Of course, it also goes the other way. If we draw an Aether Hub later in the game, we can actually use its Energy to pump the Voltaic Brawler. An extra +1/+1 and trample until end of turn is great upside from our land that is very unlike what Tendo Ice Bridge would have given us.

At its base, Harnessed Lightning is a two-mana instant that deals three damage to a creature. However, an Aether Hub can let you deal four damage instead. Being able to customize the damage on a card like this is a big deal. Likewise, you can kill a two-toughness creature with Harnessed Lightning and use the leftover Energy as an extra source of fixing with your Aether Hub.

Some creatures give you a bunch of Energy when they enter the battlefield. This can lead to Aether Hub producing colored mana every turn, turn after turn. Additionally, every Aether Hub is halfway to an extra attack from Lathnu Hellion, if you are so inclined. It’s a third of the way towards an extra Bristling Hydra pump. All this Energy adds up.

Heck, if you want, you can use something like Architect of the Untamed to give you extra Energy every turn. The more ways you have to produce Energy, the more valuable cards that use Energy efficiently are.

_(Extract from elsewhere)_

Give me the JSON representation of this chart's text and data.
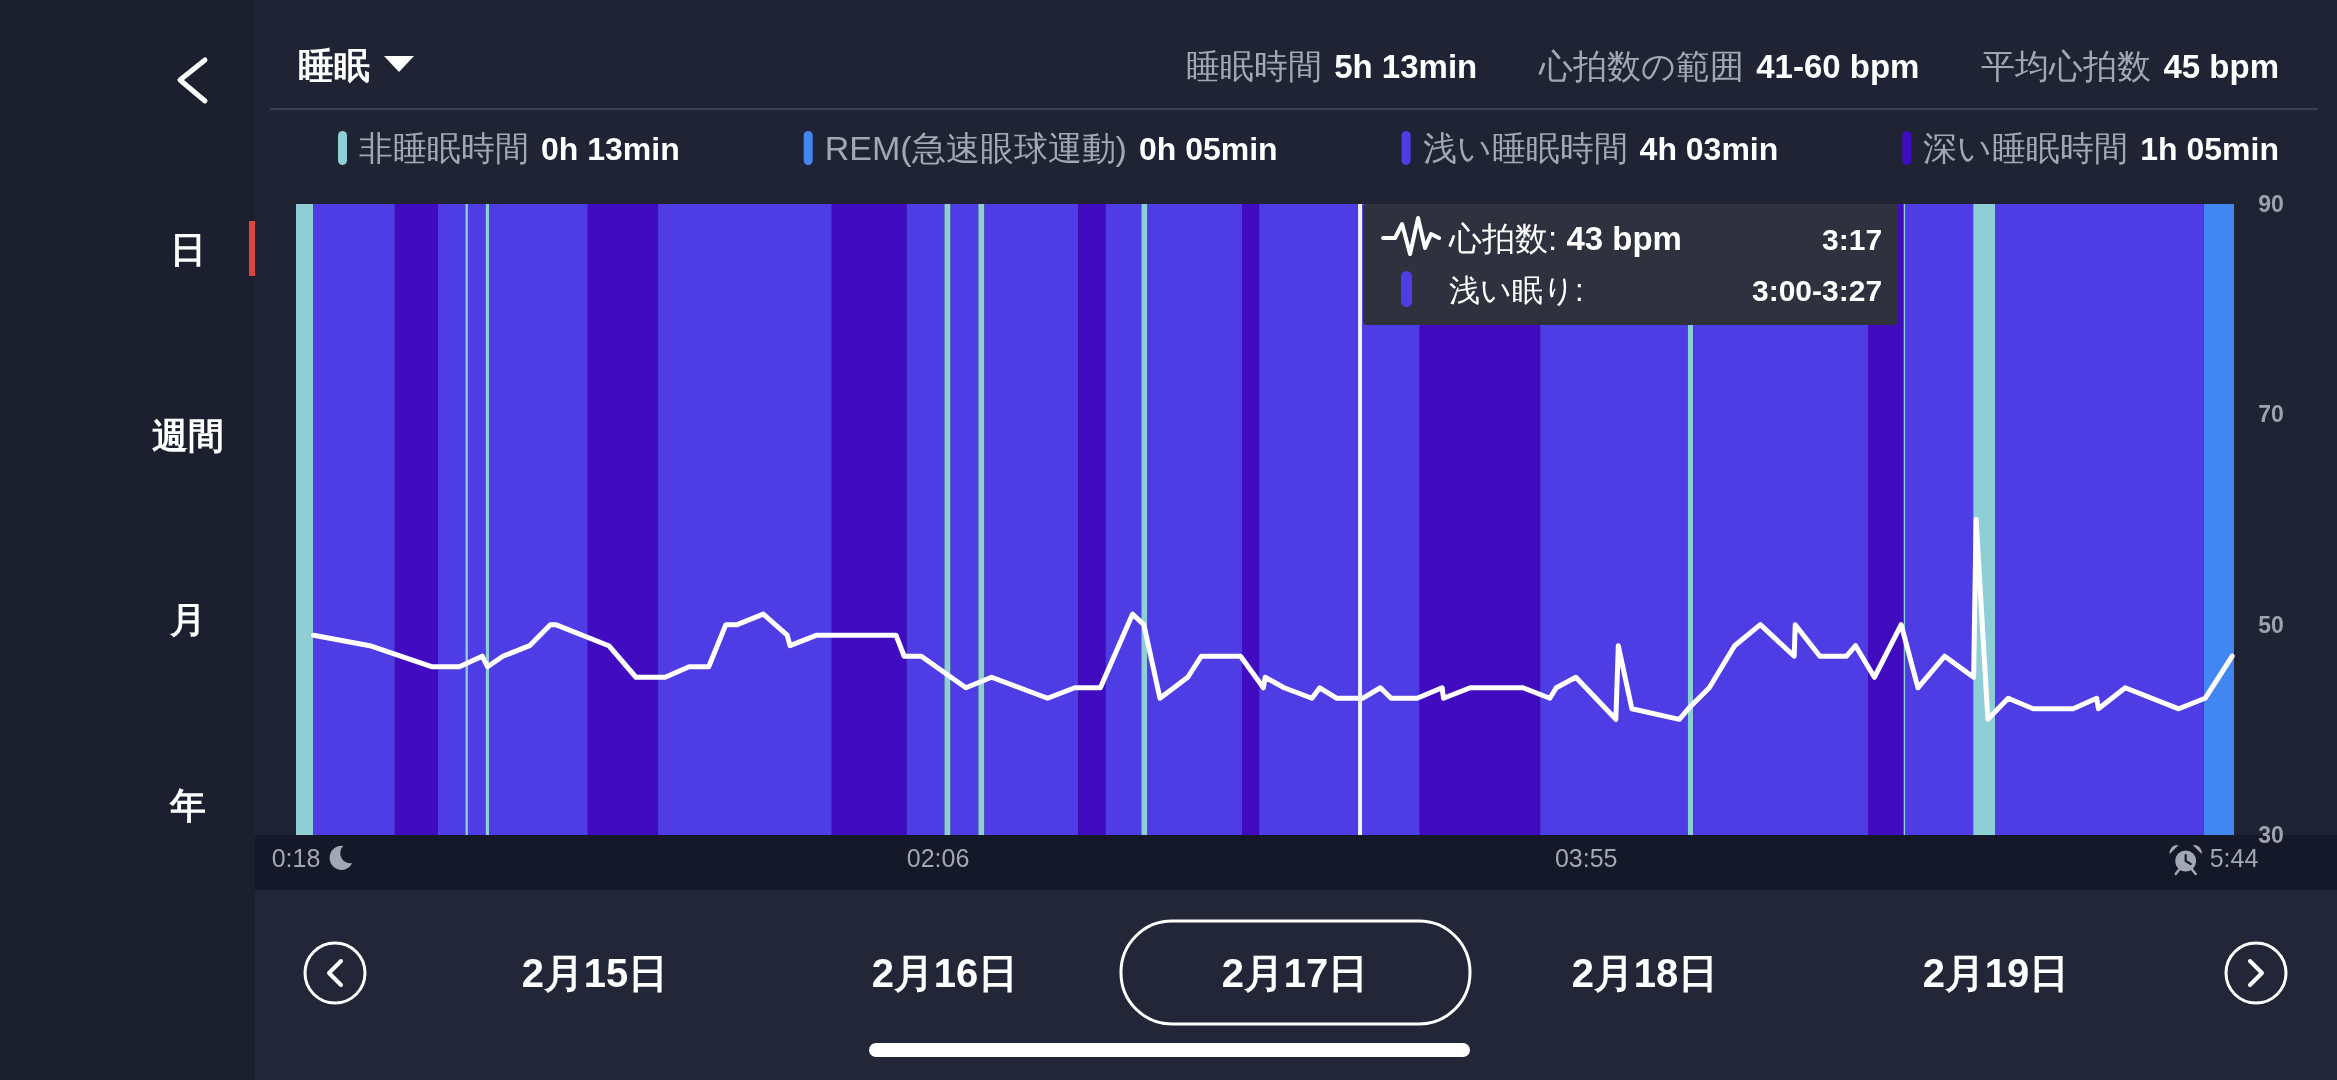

The more ways you have to use Energy efficiently, the more valuable ways to produce it are.

While some cards will be more about the Energy they produce, and other cards more about their ability to efficiently spend Energy, some will help smooth out both sides. Aether Hub is one such card. It’s so good at producing Energy, we might see Mono-Red decks use it. It’s so reliable without other Energy synergies, we might see decks with zero other Energy cards use it.

In addition to enabling Energy synergies, by serving as an untapped multicolor land for aggressive decks and helping splash colors in strange decks with expensive fixing, Aether Hub is also an important new tool for Eldrazi Aggro decks. With Yavimaya Coast, Caves of Koilos, and the like rotating out, Aether Hub provides some much-needed colorless mana for Thought-Knot Seer or Reality Smasher that can also help ensure we can cast our Eldrazi Displacer on time, or our Drowner of Hope, or whatever.

In addition to many color Eldrazi decks, this could also take the form of a two-color deck that splashes off-color Eldrazi with Corrupted Crossroads, Aether Hub, and maybe one basic to find with an Evolving Wilds. It could also take the form of a two-color deck that just uses Aether Hub as a colorless source that can help ensure we hit our colors early.

However it ends up best being used, Aether Hub is a strong enough card that it will certainly find some homes, regardless of synergies. That said, I’ve got a feeling at least one of those homes will be a dedicated Energy deck (and probably three).